Il y a un peu plus de deux semaines, j'étais au théâtre avec une copine et j'ai été assez troublée par son commentaire post-spectacle, alors que nous avions tout juste vu Toxique. Je paraphrase, mais elle m'a expliqué qu'elle avait hâte à un moment que l'auteur change de registre, car elle commençait à avoir de la difficulté à respirer. Cette sensation d'étouffement était un geste conscient de Greg MacArthur, magnifié en une scène saisissante dans laquelle Élise Guilbault se lève d'un seul bond de son lit, le souffle bloqué, le regard exorbité, sa constante relecture de l'événement (ou du non-événement) minant entièrement son existence.
Pour moi, c'était une force du texte.

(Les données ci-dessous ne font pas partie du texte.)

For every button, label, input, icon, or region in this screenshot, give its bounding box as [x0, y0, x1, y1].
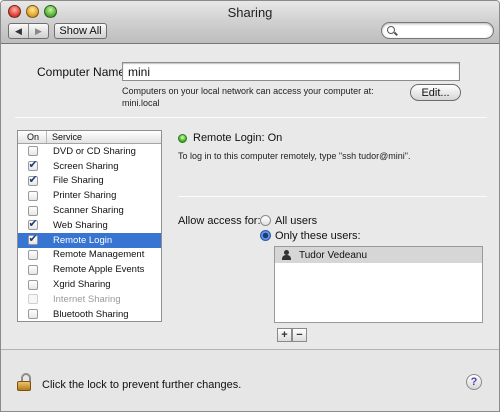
service-checkbox[interactable] [27, 264, 38, 275]
service-name: Internet Sharing [53, 293, 121, 305]
service-name: Web Sharing [53, 219, 108, 231]
checkbox-cell [18, 249, 47, 260]
service-row[interactable]: Printer Sharing [18, 188, 161, 203]
only-these-users-label[interactable]: Only these users: [275, 230, 361, 242]
computer-name-input[interactable]: mini [122, 62, 460, 81]
checkbox-cell [18, 309, 47, 320]
checkbox-cell [18, 294, 47, 305]
only-these-users-radio[interactable] [260, 230, 271, 241]
on-column-header[interactable]: On [18, 131, 47, 143]
service-row[interactable]: Internet Sharing [18, 292, 161, 307]
service-row[interactable]: Screen Sharing [18, 158, 161, 174]
all-users-label[interactable]: All users [275, 215, 317, 227]
service-row[interactable]: DVD or CD Sharing [18, 144, 161, 159]
all-users-radio[interactable] [260, 215, 271, 226]
service-name: Scanner Sharing [53, 205, 124, 217]
service-name: Remote Apple Events [53, 264, 145, 276]
service-checkbox[interactable] [27, 158, 38, 172]
checkbox-cell [18, 264, 47, 275]
remove-user-button[interactable]: − [292, 328, 307, 342]
back-arrow-icon[interactable]: ◀ [9, 24, 28, 38]
list-item[interactable]: Tudor Vedeanu [275, 247, 482, 263]
divider [15, 117, 487, 118]
help-button[interactable]: ? [466, 374, 482, 390]
service-checkbox[interactable] [27, 173, 38, 186]
checkbox-cell [18, 158, 47, 172]
service-row[interactable]: File Sharing [18, 173, 161, 189]
allowed-users-list[interactable]: Tudor Vedeanu [274, 246, 483, 323]
checkbox-cell [18, 217, 47, 231]
allow-access-label: Allow access for: [178, 215, 261, 227]
add-user-button[interactable]: + [277, 328, 292, 342]
status-indicator-icon [178, 134, 187, 143]
service-name: Remote Login [53, 234, 113, 246]
computer-name-description: Computers on your local network can acce… [122, 85, 374, 109]
service-name: DVD or CD Sharing [53, 145, 136, 157]
checkbox-cell [18, 146, 47, 157]
service-checkbox[interactable] [27, 232, 38, 246]
service-checkbox[interactable] [27, 217, 38, 231]
service-status: Remote Login: On [193, 132, 283, 144]
titlebar: Sharing ◀ ▶ Show All [1, 1, 499, 44]
window-title: Sharing [227, 5, 273, 20]
edit-button[interactable]: Edit... [410, 84, 461, 101]
service-checkbox[interactable] [27, 205, 38, 216]
service-checkbox [27, 294, 38, 305]
service-row[interactable]: Remote Apple Events [18, 262, 161, 277]
service-list-header: On Service [18, 131, 161, 144]
show-all-button[interactable]: Show All [54, 23, 107, 39]
service-name: Screen Sharing [53, 160, 119, 172]
service-row[interactable]: Xgrid Sharing [18, 277, 161, 292]
sharing-window: Sharing ◀ ▶ Show All Computer Name: mini… [0, 0, 500, 412]
service-row[interactable]: Remote Login [18, 232, 161, 248]
service-row[interactable]: Remote Management [18, 248, 161, 263]
service-row[interactable]: Web Sharing [18, 217, 161, 233]
checkbox-cell [18, 279, 47, 290]
computer-name-label: Computer Name: [37, 65, 129, 79]
back-forward-control: ◀ ▶ [8, 23, 49, 39]
divider [178, 196, 487, 197]
service-checkbox[interactable] [27, 279, 38, 290]
search-icon [387, 26, 395, 34]
service-name: Printer Sharing [53, 190, 117, 202]
checkbox-cell [18, 232, 47, 246]
local-hostname: mini.local [122, 98, 160, 108]
service-checkbox[interactable] [27, 309, 38, 320]
lock-icon[interactable] [17, 373, 31, 391]
checkbox-cell [18, 190, 47, 201]
service-info: To log in to this computer remotely, typ… [178, 151, 411, 161]
service-name: Bluetooth Sharing [53, 308, 129, 320]
service-checkbox[interactable] [27, 190, 38, 201]
lock-message: Click the lock to prevent further change… [42, 379, 242, 391]
search-field[interactable] [381, 22, 494, 39]
service-column-header[interactable]: Service [47, 131, 82, 143]
service-name: Xgrid Sharing [53, 279, 111, 291]
service-name: Remote Management [53, 249, 145, 261]
service-checkbox[interactable] [27, 249, 38, 260]
description-line: Computers on your local network can acce… [122, 86, 374, 96]
user-icon [281, 250, 291, 260]
service-checkbox[interactable] [27, 146, 38, 157]
checkbox-cell [18, 205, 47, 216]
forward-arrow-icon[interactable]: ▶ [28, 24, 48, 38]
service-list[interactable]: On Service DVD or CD Sharing Screen Shari… [17, 130, 162, 322]
service-name: File Sharing [53, 175, 104, 187]
service-row[interactable]: Scanner Sharing [18, 203, 161, 218]
service-row[interactable]: Bluetooth Sharing [18, 307, 161, 321]
checkbox-cell [18, 173, 47, 186]
user-name: Tudor Vedeanu [299, 249, 368, 261]
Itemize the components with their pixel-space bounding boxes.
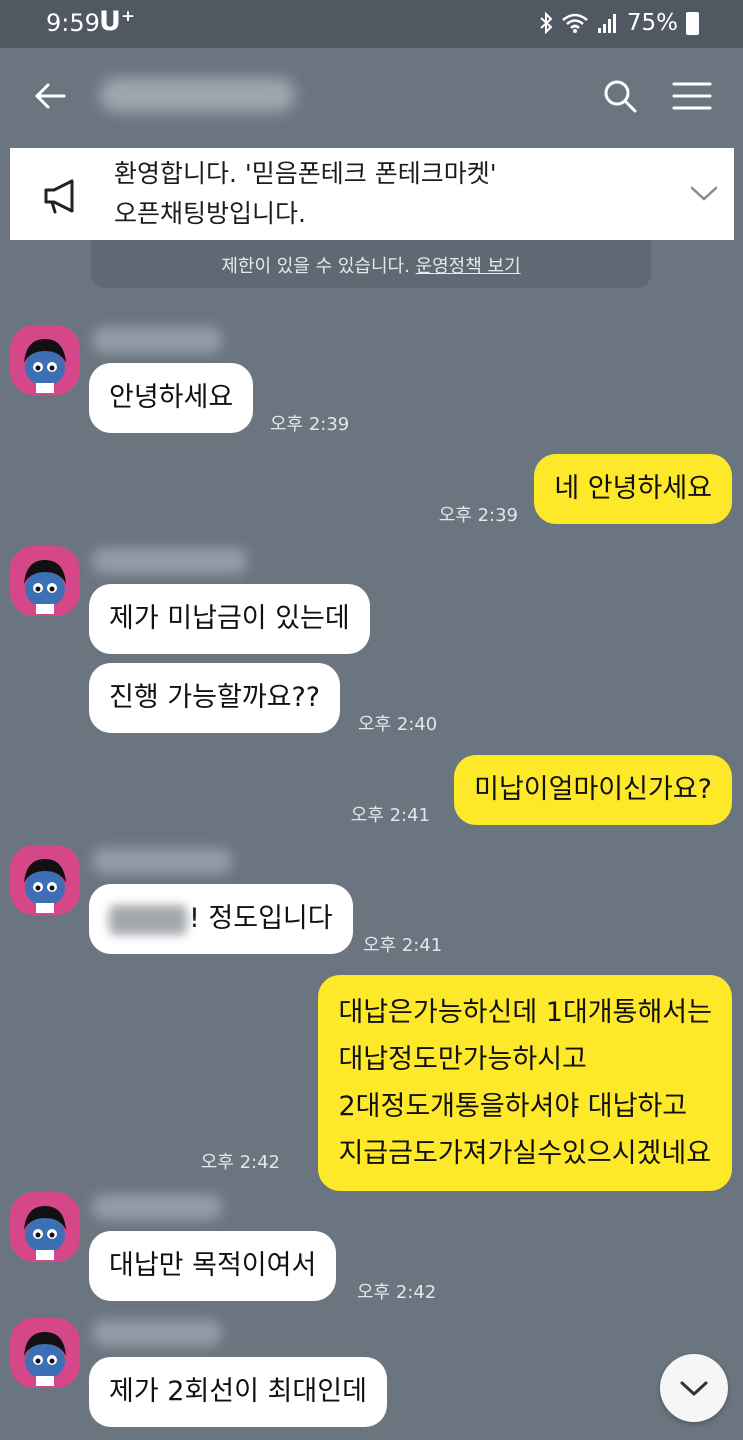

Pour celle qui m'accompagnait ce soir-là, c'était « trop ». Elle m'a ensuite expliqué qu'elle considérait impossible que je puisse affirmer aimer Incendies (j'ai vu la pièce, lu le texte et vu le film, une fois au cinéma et tout récemment sur DVD), qu'elle avait trouvé « insupportable ». (Elle n'a vu que le film.) Oui, c'est vrai, une terrible violence était au cœur même du propos, mais sublimée d'une brillante façon tant dans le texte que dans le traitement qu'en a fait Denis Villeneuve, complémentaire.
J'ai réalisé ce soir-là de façon limpide que nous n'avions évidemment pas la même perception d'une œuvre théâtrale ou même musicale et que, oui, sans doute, les goûts ne se discutent pas. En même temps, cette volonté consciente de fuir l'intensité m'a laissée perplexe. « Je ne suis plus capable, a-t-elle avancé, j'ai déjà pu, mais plus maintenant », proposant même d'aller voir une pièce « plus légère » la prochaine fois. Peut-on choisir délibérément de se fermer les yeux quand nous vivons dans un monde qui à tout moment menace d'exploser? Une question aux multiples réponses sans aucun doute.
3 commentaires:
cette fois-ci je suis plus proche de ton amie que de toi ;-)
il y a des choses qui font si mal... même mises en de jolis mots ou dans une belle musique... si mal qu'elles ne te lâchent plus et t'emplissent de souffrance...
alors oui, comme ton amie, je demanderais d'aller voir quelque chose de plus léger...
pour moi, ce n'est pas une question de "goûts et de couleurs"
j'espère que je me suis bien fait comprendre, l'espace ici est petit - et le temps court - pour de longues explications :-)
bonne journée, Lucie!
Je comprends bien ton amie (comme je comprends aussi tes questions)... Il y a maintenant (cela n'a pas toujours été le cas) des oeuvres que j'évite, surtout au cinéma, car je sais que cela va être une "épreuve". Et puis, notre monde en manque tant, de légèreté ;-)
Adrienne: oui, il est vrai que certaines choses font peut-être trop mal pour qu'on veuille s'y frotter. En même temps, ici, on ne parlait pas de quelque chose de très violent (Incendies, par contre, est passablement dérangeant, car la guerre, c'est toujours d'actualité, malheureusement). Je reste persuadée que les choses que l'on peut nommer font toujours moins mal, mais il faut être prêt à les écouter ce jour-là, effectivement.
Margotte: moi aussi j'évite les bains de sang au cinéma car, en général, ils sont gratuits, et ne mènent aucunement à la réflexion. Notre monde manque peut-être un peu de légèreté (et surtout l'homme n'apprend pas de ses erreurs, semble-t-il), c'est vrai. En même temps,je connais trop de gens qui préfèrent dormir toute leur vie que de se questionner et cela continue de me déranger.